Błogosławiona Sancjo Szymkowiak - módl się za nami
Treść
Urodziła się w 1910 roku koło Ostrowa Wielkopolskiego w pobożnej rodzinie, przesiąkniętej duchem patriotycznym. Miała czterech braci, z których jeden – Eryk – został kapłanem. Codziennym rytuałem rodzinnym była – rano i wieczorem – wspólna modlitwa całej rodziny.

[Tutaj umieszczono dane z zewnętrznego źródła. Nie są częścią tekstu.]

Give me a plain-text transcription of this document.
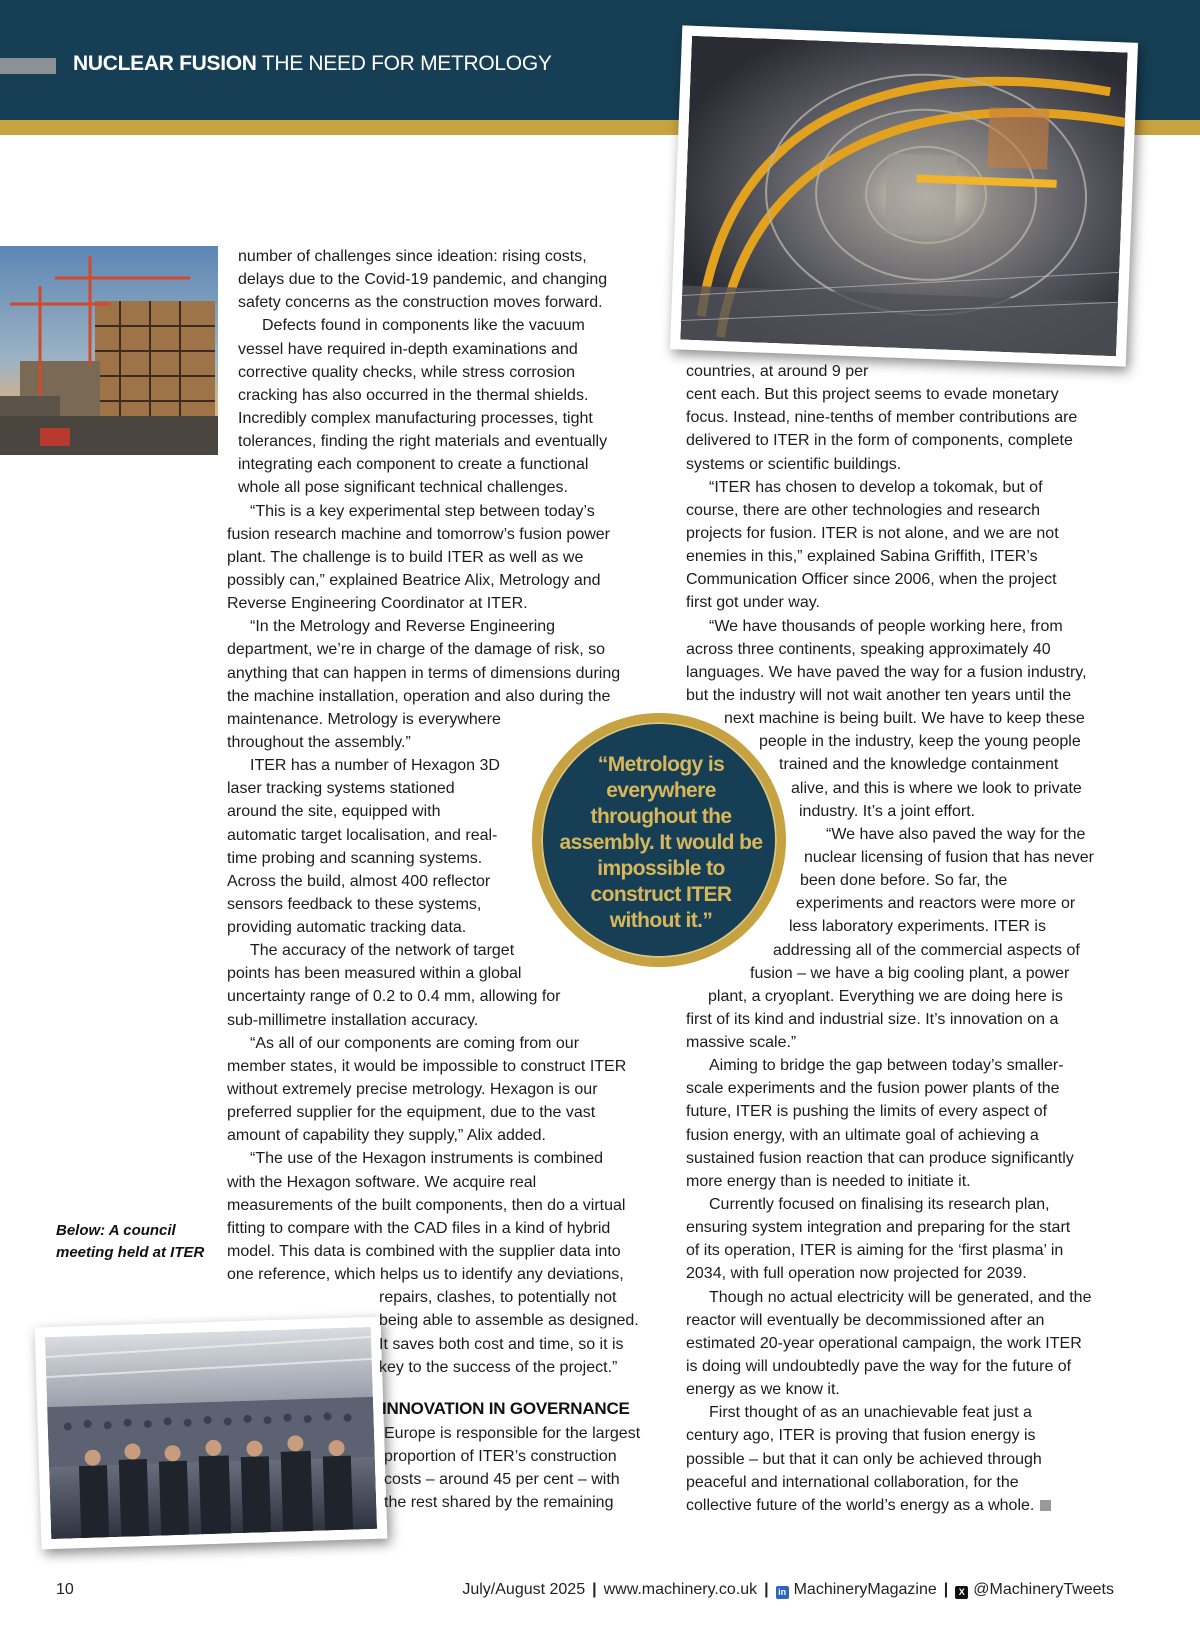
NUCLEAR FUSION THE NEED FOR METROLOGY
Below: A council meeting held at ITER
“Metrology is
everywhere
throughout the
assembly. It would be
impossible to
construct ITER
without it.”
INNOVATION IN GOVERNANCE
number of challenges since ideation: rising costs,
delays due to the Covid-19 pandemic, and changing
safety concerns as the construction moves forward.
Defects found in components like the vacuum
vessel have required in-depth examinations and
corrective quality checks, while stress corrosion
cracking has also occurred in the thermal shields.
Incredibly complex manufacturing processes, tight
tolerances, finding the right materials and eventually
integrating each component to create a functional
whole all pose significant technical challenges.
“This is a key experimental step between today’s
fusion research machine and tomorrow’s fusion power
plant. The challenge is to build ITER as well as we
possibly can,” explained Beatrice Alix, Metrology and
Reverse Engineering Coordinator at ITER.
“In the Metrology and Reverse Engineering
department, we’re in charge of the damage of risk, so
anything that can happen in terms of dimensions during
the machine installation, operation and also during the
maintenance. Metrology is everywhere
throughout the assembly.”
ITER has a number of Hexagon 3D
laser tracking systems stationed
around the site, equipped with
automatic target localisation, and real-
time probing and scanning systems.
Across the build, almost 400 reflector
sensors feedback to these systems,
providing automatic tracking data.
The accuracy of the network of target
points has been measured within a global
uncertainty range of 0.2 to 0.4 mm, allowing for
sub-millimetre installation accuracy.
“As all of our components are coming from our
member states, it would be impossible to construct ITER
without extremely precise metrology. Hexagon is our
preferred supplier for the equipment, due to the vast
amount of capability they supply,” Alix added.
“The use of the Hexagon instruments is combined
with the Hexagon software. We acquire real
measurements of the built components, then do a virtual
fitting to compare with the CAD files in a kind of hybrid
model. This data is combined with the supplier data into
one reference, which helps us to identify any deviations,
repairs, clashes, to potentially not
being able to assemble as designed.
It saves both cost and time, so it is
key to the success of the project.”
Europe is responsible for the largest
proportion of ITER’s construction
costs – around 45 per cent – with
the rest shared by the remaining
countries, at around 9 per
cent each. But this project seems to evade monetary
focus. Instead, nine-tenths of member contributions are
delivered to ITER in the form of components, complete
systems or scientific buildings.
“ITER has chosen to develop a tokomak, but of
course, there are other technologies and research
projects for fusion. ITER is not alone, and we are not
enemies in this,” explained Sabina Griffith, ITER’s
Communication Officer since 2006, when the project
first got under way.
“We have thousands of people working here, from
across three continents, speaking approximately 40
languages. We have paved the way for a fusion industry,
but the industry will not wait another ten years until the
next machine is being built. We have to keep these
people in the industry, keep the young people
trained and the knowledge containment
alive, and this is where we look to private
industry. It’s a joint effort.
“We have also paved the way for the
nuclear licensing of fusion that has never
been done before. So far, the
experiments and reactors were more or
less laboratory experiments. ITER is
addressing all of the commercial aspects of
fusion – we have a big cooling plant, a power
plant, a cryoplant. Everything we are doing here is
first of its kind and industrial size. It’s innovation on a
massive scale.”
Aiming to bridge the gap between today’s smaller-
scale experiments and the fusion power plants of the
future, ITER is pushing the limits of every aspect of
fusion energy, with an ultimate goal of achieving a
sustained fusion reaction that can produce significantly
more energy than is needed to initiate it.
Currently focused on finalising its research plan,
ensuring system integration and preparing for the start
of its operation, ITER is aiming for the ‘first plasma’ in
2034, with full operation now projected for 2039.
Though no actual electricity will be generated, and the
reactor will eventually be decommissioned after an
estimated 20-year operational campaign, the work ITER
is doing will undoubtedly pave the way for the future of
energy as we know it.
First thought of as an unachievable feat just a
century ago, ITER is proving that fusion energy is
possible – but that it can only be achieved through
peaceful and international collaboration, for the
collective future of the world’s energy as a whole.
10	July/August 2025 | www.machinery.co.uk | in MachineryMagazine | X @MachineryTweets
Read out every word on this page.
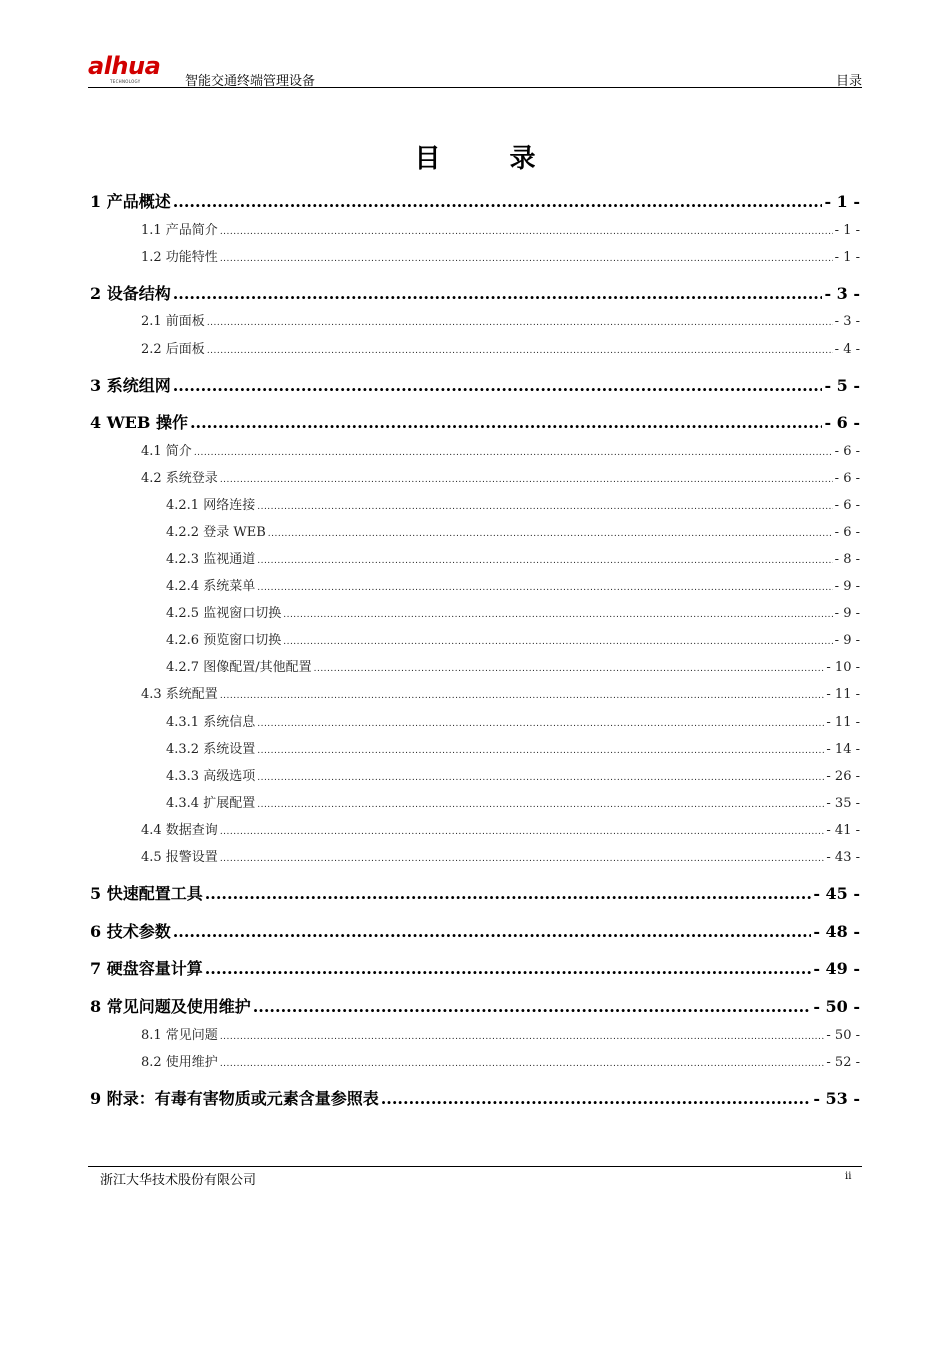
alhua
TECHNOLOGY	智能交通终端管理设备	目录
目 录
1 产品概述 .....	- 1 -
1.1 产品简介 .....	- 1 -
1.2 功能特性 .....	- 1 -
2 设备结构 .....	- 3 -
2.1 前面板 .....	- 3 -
2.2 后面板 .....	- 4 -
3 系统组网 .....	- 5 -
4 WEB 操作 .....	- 6 -
4.1 简介 .....	- 6 -
4.2 系统登录 .....	- 6 -
4.2.1 网络连接 .....	- 6 -
4.2.2 登录 WEB .....	- 6 -
4.2.3 监视通道 .....	- 8 -
4.2.4 系统菜单 .....	- 9 -
4.2.5 监视窗口切换 .....	- 9 -
4.2.6 预览窗口切换 .....	- 9 -
4.2.7 图像配置/其他配置 .....	- 10 -
4.3 系统配置 .....	- 11 -
4.3.1 系统信息 .....	- 11 -
4.3.2 系统设置 .....	- 14 -
4.3.3 高级选项 .....	- 26 -
4.3.4 扩展配置 .....	- 35 -
4.4 数据查询 .....	- 41 -
4.5 报警设置 .....	- 43 -
5 快速配置工具 .....	- 45 -
6 技术参数 .....	- 48 -
7 硬盘容量计算 .....	- 49 -
8 常见问题及使用维护 .....	- 50 -
8.1 常见问题 .....	- 50 -
8.2 使用维护 .....	- 52 -
9 附录：有毒有害物质或元素含量参照表 .....	- 53 -
浙江大华技术股份有限公司	ii
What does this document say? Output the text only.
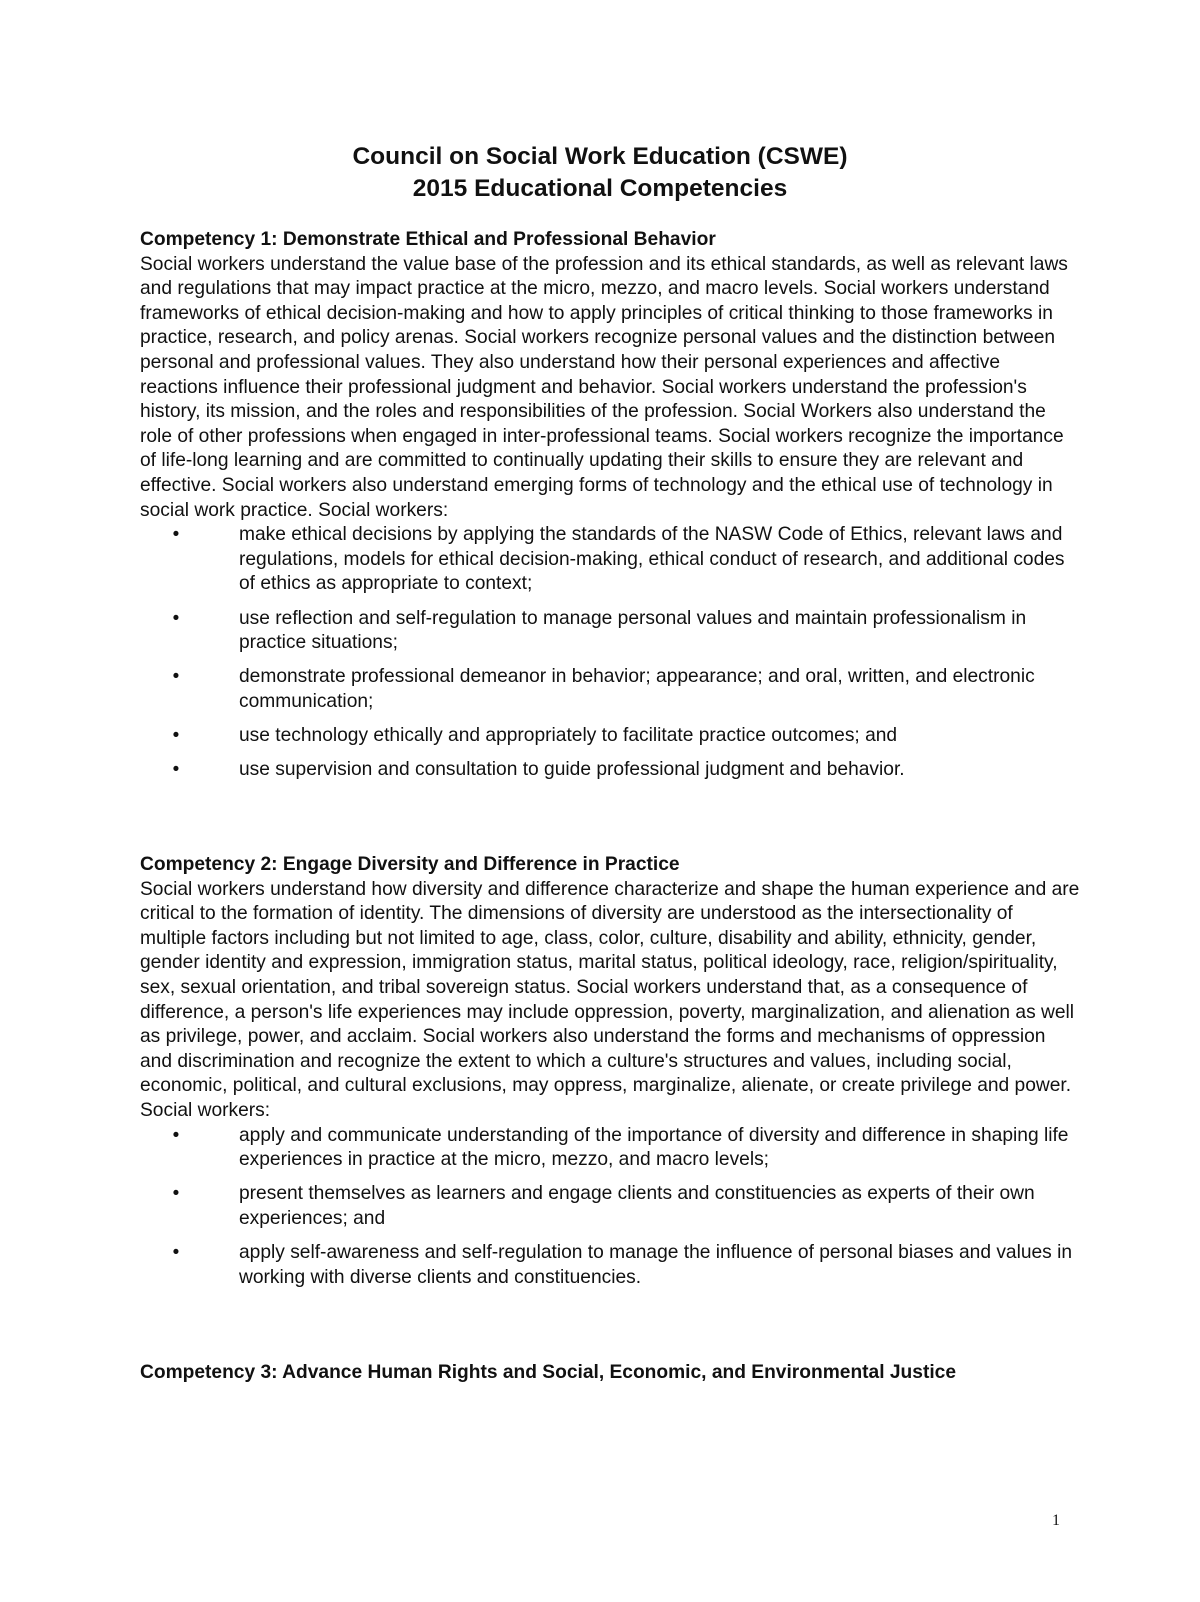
Council on Social Work Education (CSWE)
2015 Educational Competencies

Competency 1: Demonstrate Ethical and Professional Behavior

Social workers understand the value base of the profession and its ethical standards, as well as relevant laws and regulations that may impact practice at the micro, mezzo, and macro levels. Social workers understand frameworks of ethical decision-making and how to apply principles of critical thinking to those frameworks in practice, research, and policy arenas. Social workers recognize personal values and the distinction between personal and professional values. They also understand how their personal experiences and affective reactions influence their professional judgment and behavior. Social workers understand the profession's history, its mission, and the roles and responsibilities of the profession. Social Workers also understand the role of other professions when engaged in inter-professional teams. Social workers recognize the importance of life-long learning and are committed to continually updating their skills to ensure they are relevant and effective. Social workers also understand emerging forms of technology and the ethical use of technology in social work practice. Social workers:

•	make ethical decisions by applying the standards of the NASW Code of Ethics, relevant laws and regulations, models for ethical decision-making, ethical conduct of research, and additional codes of ethics as appropriate to context;
•	use reflection and self-regulation to manage personal values and maintain professionalism in practice situations;
•	demonstrate professional demeanor in behavior; appearance; and oral, written, and electronic communication;
•	use technology ethically and appropriately to facilitate practice outcomes; and
•	use supervision and consultation to guide professional judgment and behavior.

Competency 2: Engage Diversity and Difference in Practice

Social workers understand how diversity and difference characterize and shape the human experience and are critical to the formation of identity. The dimensions of diversity are understood as the intersectionality of multiple factors including but not limited to age, class, color, culture, disability and ability, ethnicity, gender, gender identity and expression, immigration status, marital status, political ideology, race, religion/spirituality, sex, sexual orientation, and tribal sovereign status. Social workers understand that, as a consequence of difference, a person's life experiences may include oppression, poverty, marginalization, and alienation as well as privilege, power, and acclaim. Social workers also understand the forms and mechanisms of oppression and discrimination and recognize the extent to which a culture's structures and values, including social, economic, political, and cultural exclusions, may oppress, marginalize, alienate, or create privilege and power. Social workers:

•	apply and communicate understanding of the importance of diversity and difference in shaping life experiences in practice at the micro, mezzo, and macro levels;
•	present themselves as learners and engage clients and constituencies as experts of their own experiences; and
•	apply self-awareness and self-regulation to manage the influence of personal biases and values in working with diverse clients and constituencies.

Competency 3: Advance Human Rights and Social, Economic, and Environmental Justice

1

Janina ukończyła szkoły i uprosiła rodziców o zgodę na pójście na uniwersytet – chociaż chcieli, by wyszła za mąż. Ostatecznie ukończyła romanistykę i wyjechała na organizowany przez Siostry Oblatki Serca Jezusowego kurs językowy do Francji. Ponieważ od dziecka marzyła o wstąpieniu do klasztoru, skorzystała z okazji i zgłosiła się do nowicjatu oblatek. Spotkało się to z wielkim niezadowoleniem rodziców, którzy nakazali jej powrót, a gdy nie posłuchała, wywarli przez syna – sędziego – listowną presję na zgromadzeniu. W tej sytuacji Janina wróciła do domu. Przez rok żyła jak siostra zakonna, wstając codziennie o godz. 5.00, odbywając medytację, idąc na Mszę św., nawet zachowując milczenie od godz. 20.00. Rodzice wobec takiego uporu ulegli. Zachęcona przez brata, ks. Eryka, wstąpiła w 1936 roku do założonego przez bł. Honorata Zgromadzenia Sióstr Serafitek. Postanowiła sobie: „Ja świętą muszę zostać za wszelką cenę”. Wkrótce dała się poznać w klasztorze jako bardzo gorliwa, dobra i pracowita. Kiedy wybuchła wojna, dom sióstr w Poznaniu, gdzie przebywała, decyzją władz okupacyjnych zmieniono na hotel dla 100 oficerów niemieckich, a siostry zatrudniono do obsługi. Janina – w zakonie – s. Sancja, oprócz innych obowiązków, otrzymała zadanie zajmowania się jeńcami – Francuzami i Anglikami – skierowanymi do pracy w tym hotelu. Niektórzy z więźniów byli kapłanami. Sancja otoczyła wszystkich jeńców niezwykłą opieką. Została nazwana przez nich „aniołem dobroci”.
Wkrótce zachorowała na gruźlicę gardła. Późne rozpoznanie i leczenie nie odwróciły choroby. W wielkim cierpieniu odchodziła z tego świata. Chora, za zgodą przełożonych, złożyła śluby wieczyste w obliczu zbliżającej się śmierci. Śluby dały jej niezwykłą siłę ducha – świadomie składała swoje życie i cierpienia w ofierze, miłej Bogu, z wielką radością. Umarła 29 sierpnia 1942 roku.
Po śmierci rozpoczął się cichy kult siostry Sancji, który przybrał z czasem wyraz wielu listów z podziękowaniami i świadectwami łask za jej wstawiennictwem – także cudownych uzdrowień.
Boże, Ojcze Najlepszy, Miłości Najwyższa, który hojnie rozdzielasz swoje dary, aby rosła rzesza Twoich świętych, pomnij na żywą wiarę i dziecięcą ufność pokornej służebnicy Twojej, błogosławionej Sancji, przyrzekającej w godzinie swej śmierci, że orędować będzie za nami u Twojej Dobroci z najpewniejszą nadzieją wysłuchania, udziel mi łaski… o jaką Cię gorąco proszę przez wstawiennictwo tej na ziemi bez reszty oddanej Ci duszy. Przez Chrystusa Pana naszego. Amen.